Em todos os momentos da História, seja na Antiguidade, na Idade Média, ou no nosso tempo, são as mesmas paixões e os mesmos desígnios que inspiram os humanos. Entender a História é entender melhor a natureza humana.

4 de abril de 2011

Quem é o verdadeiro escritor?

O Horas Extraordinárias, da editora Maria do Rosário Pedreira, grupo Leya, é, com razão, um dos blogues mais conhecidos e elogiados da blogosfera. Também eu gosto de o ler, todos os dias, mas intrigou-me o post publicado, precisamente, na data simbólica de 1 de Abril. Não é tanto o seu conteúdo que me incomoda, mas a maneira como é expressado.

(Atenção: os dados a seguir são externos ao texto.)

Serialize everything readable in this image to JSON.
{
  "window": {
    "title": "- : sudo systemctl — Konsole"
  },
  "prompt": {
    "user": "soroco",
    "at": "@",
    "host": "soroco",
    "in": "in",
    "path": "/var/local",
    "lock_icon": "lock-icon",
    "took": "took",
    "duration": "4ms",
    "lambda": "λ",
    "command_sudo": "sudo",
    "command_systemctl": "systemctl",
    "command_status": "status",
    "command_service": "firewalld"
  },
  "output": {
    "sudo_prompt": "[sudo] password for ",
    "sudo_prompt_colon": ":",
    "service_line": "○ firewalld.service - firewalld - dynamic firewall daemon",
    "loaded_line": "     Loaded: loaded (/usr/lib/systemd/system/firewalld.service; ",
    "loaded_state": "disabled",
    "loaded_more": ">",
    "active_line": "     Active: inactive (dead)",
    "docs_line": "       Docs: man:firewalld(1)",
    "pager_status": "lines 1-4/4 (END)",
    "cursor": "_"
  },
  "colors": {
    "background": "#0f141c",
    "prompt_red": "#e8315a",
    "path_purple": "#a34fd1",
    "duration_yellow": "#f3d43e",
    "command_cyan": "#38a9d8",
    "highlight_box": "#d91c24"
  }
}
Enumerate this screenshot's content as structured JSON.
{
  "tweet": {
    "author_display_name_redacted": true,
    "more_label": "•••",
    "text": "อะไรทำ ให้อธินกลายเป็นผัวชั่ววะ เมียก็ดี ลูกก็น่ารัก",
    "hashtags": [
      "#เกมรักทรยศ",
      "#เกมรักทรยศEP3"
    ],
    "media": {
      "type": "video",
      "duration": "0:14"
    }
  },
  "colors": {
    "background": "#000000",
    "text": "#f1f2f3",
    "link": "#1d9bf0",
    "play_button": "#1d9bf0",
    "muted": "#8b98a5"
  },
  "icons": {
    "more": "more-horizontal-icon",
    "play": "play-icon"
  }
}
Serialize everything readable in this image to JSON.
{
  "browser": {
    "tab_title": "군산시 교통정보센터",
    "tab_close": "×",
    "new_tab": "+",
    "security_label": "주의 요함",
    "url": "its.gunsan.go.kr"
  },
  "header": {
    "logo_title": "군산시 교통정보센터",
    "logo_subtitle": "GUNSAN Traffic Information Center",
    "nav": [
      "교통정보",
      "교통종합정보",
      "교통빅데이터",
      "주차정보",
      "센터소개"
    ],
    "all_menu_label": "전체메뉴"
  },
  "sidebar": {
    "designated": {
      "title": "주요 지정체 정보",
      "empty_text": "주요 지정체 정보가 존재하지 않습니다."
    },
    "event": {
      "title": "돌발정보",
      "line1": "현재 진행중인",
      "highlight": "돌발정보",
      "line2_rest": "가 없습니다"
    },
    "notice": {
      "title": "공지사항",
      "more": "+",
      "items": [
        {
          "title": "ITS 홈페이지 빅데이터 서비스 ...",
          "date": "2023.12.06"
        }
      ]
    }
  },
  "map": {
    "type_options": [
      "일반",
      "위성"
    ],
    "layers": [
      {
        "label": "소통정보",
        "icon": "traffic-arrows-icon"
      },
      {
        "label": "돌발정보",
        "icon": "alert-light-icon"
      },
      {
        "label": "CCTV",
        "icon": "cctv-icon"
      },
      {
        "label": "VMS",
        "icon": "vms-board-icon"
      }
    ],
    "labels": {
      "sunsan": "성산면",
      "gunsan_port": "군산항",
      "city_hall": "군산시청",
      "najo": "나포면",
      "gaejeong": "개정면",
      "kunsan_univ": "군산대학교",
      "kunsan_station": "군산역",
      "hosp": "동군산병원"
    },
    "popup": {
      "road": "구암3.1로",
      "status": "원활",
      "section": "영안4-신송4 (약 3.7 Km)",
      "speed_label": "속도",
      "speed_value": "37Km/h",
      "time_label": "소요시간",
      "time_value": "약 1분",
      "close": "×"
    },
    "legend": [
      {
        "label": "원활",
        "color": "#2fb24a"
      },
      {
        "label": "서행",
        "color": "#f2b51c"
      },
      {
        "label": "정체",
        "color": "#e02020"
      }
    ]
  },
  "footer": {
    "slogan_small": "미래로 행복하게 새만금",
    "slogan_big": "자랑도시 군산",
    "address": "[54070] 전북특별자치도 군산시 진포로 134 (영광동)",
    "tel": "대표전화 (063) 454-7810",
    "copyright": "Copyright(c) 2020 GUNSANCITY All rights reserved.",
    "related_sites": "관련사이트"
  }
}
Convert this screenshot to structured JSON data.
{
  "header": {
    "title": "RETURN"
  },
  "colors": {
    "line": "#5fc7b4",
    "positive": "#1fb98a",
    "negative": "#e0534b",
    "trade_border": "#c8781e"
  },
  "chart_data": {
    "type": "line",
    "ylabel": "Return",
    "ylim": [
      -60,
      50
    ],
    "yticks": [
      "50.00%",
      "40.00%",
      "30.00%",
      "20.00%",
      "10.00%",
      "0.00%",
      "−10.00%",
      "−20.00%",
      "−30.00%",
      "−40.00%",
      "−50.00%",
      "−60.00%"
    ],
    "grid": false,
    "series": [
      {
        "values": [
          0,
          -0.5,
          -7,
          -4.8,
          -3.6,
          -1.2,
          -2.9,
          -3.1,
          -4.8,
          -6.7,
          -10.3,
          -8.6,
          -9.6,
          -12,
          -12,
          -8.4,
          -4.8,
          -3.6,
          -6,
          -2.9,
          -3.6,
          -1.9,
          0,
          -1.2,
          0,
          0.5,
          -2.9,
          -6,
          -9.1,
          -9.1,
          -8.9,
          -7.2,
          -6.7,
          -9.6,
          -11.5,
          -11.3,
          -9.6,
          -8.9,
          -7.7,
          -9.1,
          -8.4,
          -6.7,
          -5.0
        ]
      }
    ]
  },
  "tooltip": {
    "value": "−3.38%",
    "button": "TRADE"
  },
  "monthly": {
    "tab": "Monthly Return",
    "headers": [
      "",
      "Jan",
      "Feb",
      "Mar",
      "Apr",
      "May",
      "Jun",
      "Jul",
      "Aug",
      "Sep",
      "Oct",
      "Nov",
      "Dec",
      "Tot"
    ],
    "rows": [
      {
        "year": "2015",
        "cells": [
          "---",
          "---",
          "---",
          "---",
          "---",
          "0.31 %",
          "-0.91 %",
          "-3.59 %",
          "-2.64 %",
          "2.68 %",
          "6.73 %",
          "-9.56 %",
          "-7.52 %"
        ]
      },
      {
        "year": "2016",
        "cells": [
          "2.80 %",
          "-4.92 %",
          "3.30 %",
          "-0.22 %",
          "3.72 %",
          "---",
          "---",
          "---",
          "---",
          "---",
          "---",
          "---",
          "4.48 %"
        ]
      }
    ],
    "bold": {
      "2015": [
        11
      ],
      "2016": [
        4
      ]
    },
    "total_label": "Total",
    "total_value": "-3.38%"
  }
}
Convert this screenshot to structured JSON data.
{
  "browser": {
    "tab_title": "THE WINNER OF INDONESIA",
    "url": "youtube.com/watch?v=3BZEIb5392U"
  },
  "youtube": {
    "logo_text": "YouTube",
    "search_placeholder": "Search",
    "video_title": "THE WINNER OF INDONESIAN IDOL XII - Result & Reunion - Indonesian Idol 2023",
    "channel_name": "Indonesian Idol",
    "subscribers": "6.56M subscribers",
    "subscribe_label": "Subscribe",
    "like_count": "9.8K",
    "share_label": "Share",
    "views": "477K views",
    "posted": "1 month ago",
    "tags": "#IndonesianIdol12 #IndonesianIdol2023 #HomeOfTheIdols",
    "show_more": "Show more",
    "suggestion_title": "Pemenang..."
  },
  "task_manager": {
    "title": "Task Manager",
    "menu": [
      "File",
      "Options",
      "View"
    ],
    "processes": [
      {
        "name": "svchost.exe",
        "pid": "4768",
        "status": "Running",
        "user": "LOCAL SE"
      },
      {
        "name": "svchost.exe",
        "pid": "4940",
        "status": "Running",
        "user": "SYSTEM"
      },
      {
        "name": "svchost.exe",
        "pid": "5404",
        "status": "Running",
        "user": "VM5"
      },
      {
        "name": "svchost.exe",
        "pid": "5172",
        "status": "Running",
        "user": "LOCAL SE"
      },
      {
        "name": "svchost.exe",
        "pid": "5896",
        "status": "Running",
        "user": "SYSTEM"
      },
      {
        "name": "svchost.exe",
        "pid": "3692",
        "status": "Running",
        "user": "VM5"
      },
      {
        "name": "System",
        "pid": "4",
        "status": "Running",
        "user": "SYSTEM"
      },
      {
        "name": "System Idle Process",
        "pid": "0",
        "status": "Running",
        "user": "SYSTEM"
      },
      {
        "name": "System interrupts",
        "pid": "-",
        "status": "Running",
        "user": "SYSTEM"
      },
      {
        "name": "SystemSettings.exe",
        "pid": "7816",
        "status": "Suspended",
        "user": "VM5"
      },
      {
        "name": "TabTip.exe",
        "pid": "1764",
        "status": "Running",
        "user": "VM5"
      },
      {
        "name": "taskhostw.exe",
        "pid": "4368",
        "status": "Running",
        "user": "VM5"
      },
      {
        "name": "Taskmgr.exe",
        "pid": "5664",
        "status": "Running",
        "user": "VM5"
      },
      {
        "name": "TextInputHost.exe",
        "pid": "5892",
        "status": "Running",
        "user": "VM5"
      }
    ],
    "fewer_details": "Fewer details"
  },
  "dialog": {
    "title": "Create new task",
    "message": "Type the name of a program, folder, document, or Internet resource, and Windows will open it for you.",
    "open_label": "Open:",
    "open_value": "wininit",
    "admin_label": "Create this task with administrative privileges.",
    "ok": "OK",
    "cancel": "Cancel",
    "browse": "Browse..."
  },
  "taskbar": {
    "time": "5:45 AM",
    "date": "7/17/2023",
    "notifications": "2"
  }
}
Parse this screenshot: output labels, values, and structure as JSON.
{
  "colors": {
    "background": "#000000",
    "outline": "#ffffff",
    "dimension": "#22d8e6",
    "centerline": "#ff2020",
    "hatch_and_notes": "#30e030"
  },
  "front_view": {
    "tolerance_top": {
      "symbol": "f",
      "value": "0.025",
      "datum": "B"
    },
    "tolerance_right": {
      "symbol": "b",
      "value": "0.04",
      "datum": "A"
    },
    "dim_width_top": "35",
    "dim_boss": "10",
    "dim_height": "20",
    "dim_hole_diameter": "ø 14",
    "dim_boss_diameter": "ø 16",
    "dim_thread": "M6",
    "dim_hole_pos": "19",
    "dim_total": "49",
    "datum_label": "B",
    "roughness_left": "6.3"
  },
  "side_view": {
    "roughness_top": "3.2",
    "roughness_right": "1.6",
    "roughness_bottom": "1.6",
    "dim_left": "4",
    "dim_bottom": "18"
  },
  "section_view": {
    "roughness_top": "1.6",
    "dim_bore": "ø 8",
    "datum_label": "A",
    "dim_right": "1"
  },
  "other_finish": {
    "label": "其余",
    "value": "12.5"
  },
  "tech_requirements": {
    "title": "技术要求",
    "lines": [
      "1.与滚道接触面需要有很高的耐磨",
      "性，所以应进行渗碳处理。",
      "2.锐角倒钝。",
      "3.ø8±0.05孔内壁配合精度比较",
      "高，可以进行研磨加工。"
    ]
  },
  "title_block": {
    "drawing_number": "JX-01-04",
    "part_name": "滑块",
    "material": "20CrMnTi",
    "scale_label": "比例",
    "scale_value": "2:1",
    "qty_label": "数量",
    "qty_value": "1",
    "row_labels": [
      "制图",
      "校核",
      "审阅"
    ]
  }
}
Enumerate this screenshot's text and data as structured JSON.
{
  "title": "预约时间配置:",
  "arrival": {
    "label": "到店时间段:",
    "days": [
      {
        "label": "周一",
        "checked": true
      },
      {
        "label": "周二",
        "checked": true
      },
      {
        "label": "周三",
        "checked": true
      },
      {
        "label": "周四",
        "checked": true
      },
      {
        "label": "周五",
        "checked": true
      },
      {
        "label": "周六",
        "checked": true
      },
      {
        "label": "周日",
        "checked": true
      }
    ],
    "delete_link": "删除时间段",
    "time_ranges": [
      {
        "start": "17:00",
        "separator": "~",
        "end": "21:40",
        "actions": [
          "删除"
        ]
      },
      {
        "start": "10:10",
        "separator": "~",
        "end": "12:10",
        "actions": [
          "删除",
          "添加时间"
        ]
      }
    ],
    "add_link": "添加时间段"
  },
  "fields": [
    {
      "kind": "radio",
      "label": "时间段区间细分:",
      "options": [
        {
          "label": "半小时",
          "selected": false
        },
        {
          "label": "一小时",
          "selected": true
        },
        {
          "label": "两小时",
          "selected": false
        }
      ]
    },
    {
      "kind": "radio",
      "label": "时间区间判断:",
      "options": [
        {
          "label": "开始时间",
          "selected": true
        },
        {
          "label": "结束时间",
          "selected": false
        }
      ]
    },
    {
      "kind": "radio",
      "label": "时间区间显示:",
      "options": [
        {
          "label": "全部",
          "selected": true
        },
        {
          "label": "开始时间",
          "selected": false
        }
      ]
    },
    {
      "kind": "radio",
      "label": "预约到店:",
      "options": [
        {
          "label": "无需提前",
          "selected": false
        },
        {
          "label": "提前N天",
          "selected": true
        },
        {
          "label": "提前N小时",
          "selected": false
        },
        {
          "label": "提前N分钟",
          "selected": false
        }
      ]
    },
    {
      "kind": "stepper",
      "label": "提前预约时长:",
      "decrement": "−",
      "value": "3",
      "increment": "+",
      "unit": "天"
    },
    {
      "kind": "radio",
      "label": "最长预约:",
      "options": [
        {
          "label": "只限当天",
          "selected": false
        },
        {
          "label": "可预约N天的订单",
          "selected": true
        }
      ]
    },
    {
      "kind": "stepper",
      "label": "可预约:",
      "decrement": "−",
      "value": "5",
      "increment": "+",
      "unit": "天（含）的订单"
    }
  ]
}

Intitulado "Ser Escritor", inicia assim: Não se é escritor porque se quer, mas porque se pode. Considero esta frase infeliz, na sua ambiguidade. Eu diria antes: não é escritor só quem pode, mas quem quer; e muito! Todos sabemos que o talento não chega, é preciso disciplina e, acima de tudo, perseverança. Dizer que não se é escritor porque se quer não faz, para mim, qualquer sentido, porque, se não o quisermos ser, não o seremos, de certeza! Como tudo na vida, aquilo que se quer alcançar, tem de se querer muito.

A frase até pode dar azo a interpretações menos honestas. Não se é escritor porque se quer, isto é, porque se vive com essa vocação e esse desejo, mas porque se pode, ou seja, quem tem contactos, cunhas, é famoso, tem pais famosos, ou dinheiro. Eu sei que não foi isso que a Maria do Rosário Pedreira quis dizer, mas, por isso mesmo, a frase é infeliz.


Daqui


Mais à frente, lê-se: ... infelizmente, nem toda a gente que aprende a juntar as letras sabe ler. Os verdadeiros leitores, como os verdadeiros escritores, serão sempre uma minoria. Deixemos, para já, os escritores de lado e concentremo-nos nos leitores. Então, passa-se assim um atestado de burrice e incapacidade à maioria da população que compra livros?! Talvez compre livros de que a Maria do Rosário Pedreira não gosta, ou que considera de qualidade inferior. Mas, daí a dizer que essas pessoas não sabem ler?! Entre amigos, ou num meio literário em que as opiniões coincidem, dizem-se coisas destas. Mas expô-las ao público, indicia, a meu ver, prepotência.

Conceitos como verdadeiro escritor, verdadeiro leitor e literatura séria não são estanques e deviam ser usados com cuidado. Os comentadores do post discutem o facto de muito poucos escritores poderem viver daquilo que editam. Mas, se há nomes que não deixam margem para dúvidas, como Saramago, Gonçalo M. Tavares e António Lobo Antunes, que dizer de José Rodrigues dos Santos, ou, a nível internacional, Dan Brown e Stephenie Meyer? Todos eles podem viver bem daquilo que editam. Mas são eles verdadeiros escritores? Escrevem eles literatura séria?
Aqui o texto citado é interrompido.